Catoptrics and Anamorphosis (original) (raw)

2019, Vision, Perspectiva and Shifting Modalities of Representation

Is what we see the ‘truth’? Can anamorphic imagery resolve the dichotomy between science and faith? In the 1640s Emmanuel Maignon, a French monk in residence at Trinitá dei Monti, the Minim Monastery in Rome, created an anamorphic wall painting of St John of Patmos in an upstairs gallery.
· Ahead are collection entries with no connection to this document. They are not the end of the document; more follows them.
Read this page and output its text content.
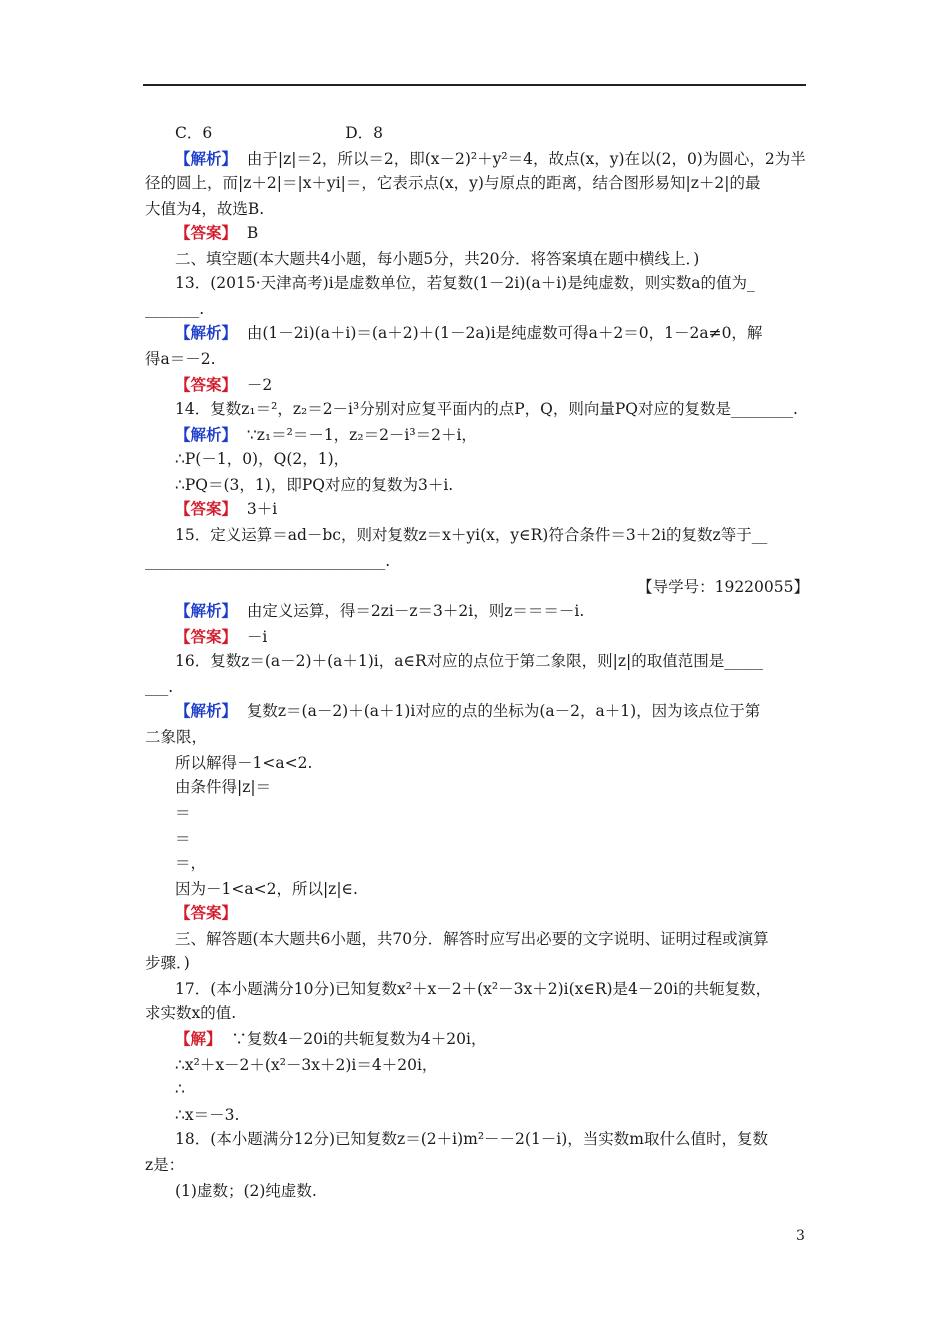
C．6                           D．8
【解析】  由于|z|＝2，所以＝2，即(x－2)²＋y²＝4，故点(x，y)在以(2，0)为圆心，2为半
径的圆上，而|z＋2|＝|x＋yi|＝，它表示点(x，y)与原点的距离，结合图形易知|z＋2|的最
大值为4，故选B.
【答案】  B
二、填空题(本大题共4小题，每小题5分，共20分．将答案填在题中横线上．)
13．(2015·天津高考)i是虚数单位，若复数(1－2i)(a＋i)是纯虚数，则实数a的值为_
_______.
【解析】  由(1－2i)(a＋i)＝(a＋2)＋(1－2a)i是纯虚数可得a＋2＝0，1－2a≠0，解
得a＝－2.
【答案】  －2
14．复数z₁＝²，z₂＝2－i³分别对应复平面内的点P，Q，则向量PQ对应的复数是________.
【解析】  ∵z₁＝²＝－1，z₂＝2－i³＝2＋i，
∴P(－1，0)，Q(2，1)，
∴PQ＝(3，1)，即PQ对应的复数为3＋i.
【答案】  3＋i
15．定义运算＝ad－bc，则对复数z＝x＋yi(x，y∈R)符合条件＝3＋2i的复数z等于__
_______________________________.
【导学号：19220055】
【解析】  由定义运算，得＝2zi－z＝3＋2i，则z＝＝＝－i.
【答案】  －i
16．复数z＝(a－2)＋(a＋1)i，a∈R对应的点位于第二象限，则|z|的取值范围是_____
___.
【解析】  复数z＝(a－2)＋(a＋1)i对应的点的坐标为(a－2，a＋1)，因为该点位于第
二象限，
所以解得－1<a<2.
由条件得|z|＝
＝
＝
＝，
因为－1<a<2，所以|z|∈.
【答案】
三、解答题(本大题共6小题，共70分．解答时应写出必要的文字说明、证明过程或演算
步骤．)
17．(本小题满分10分)已知复数x²＋x－2＋(x²－3x＋2)i(x∈R)是4－20i的共轭复数，
求实数x的值.
【解】  ∵复数4－20i的共轭复数为4＋20i，
∴x²＋x－2＋(x²－3x＋2)i＝4＋20i，
∴
∴x＝－3.
18．(本小题满分12分)已知复数z＝(2＋i)m²－－2(1－i)，当实数m取什么值时，复数
z是：
(1)虚数；(2)纯虚数.
3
This was about a hundred years after the controversial work of astronomers Johannes Kepler and Tycho Brahe, and when Galileo Galilei, placed in house arrest by the Pope for presenting a heliocentric solar system that was not only heretical as it contradicted Holy Scripture but philosophically ‘foolish and absurd’, was nearing the end of his life. Studies of optics did not originate in the renaissance, as there were many advances between the ninth and fourteenth centuries when Euclidean theories were tested and advanced. In particular the Arab scholar, Alhazan, (985-1040) wrote about how optics influenced our understanding of the nature of reflection and refraction of light. In the 17th century, three men who were friends with one another, a Jesuit, Athanasius Kircher (1602-1680), Minim friars Jean-Francois Niceron, (1613-1646) and Emanuel Maignan, (1601-1676) also devised proposals for catoptric and anamorphic projection, using developments optics and perspective to question divine light and perception in a merging of science and faith asking if we can rely on what we see, or if there is a hidden, perhaps heretical or even divine message hidden in the imagery. This paper examines some examples of anamorphosis, at Trinitá dei Monti painted by Maignon, at St Ignazio the Jesuit church in Rome painted by Andrea Pozzo (1691-1694) and of course Hans Holbein’s The Ambassadors painted in 1533 and hanging in the National Gallery. It begins by questioning the philosophical meaning and concludes with a technical examination of how catoptrics and anamorphosis work, through a student workshop where we attempted to create an anamorphic image in the studio.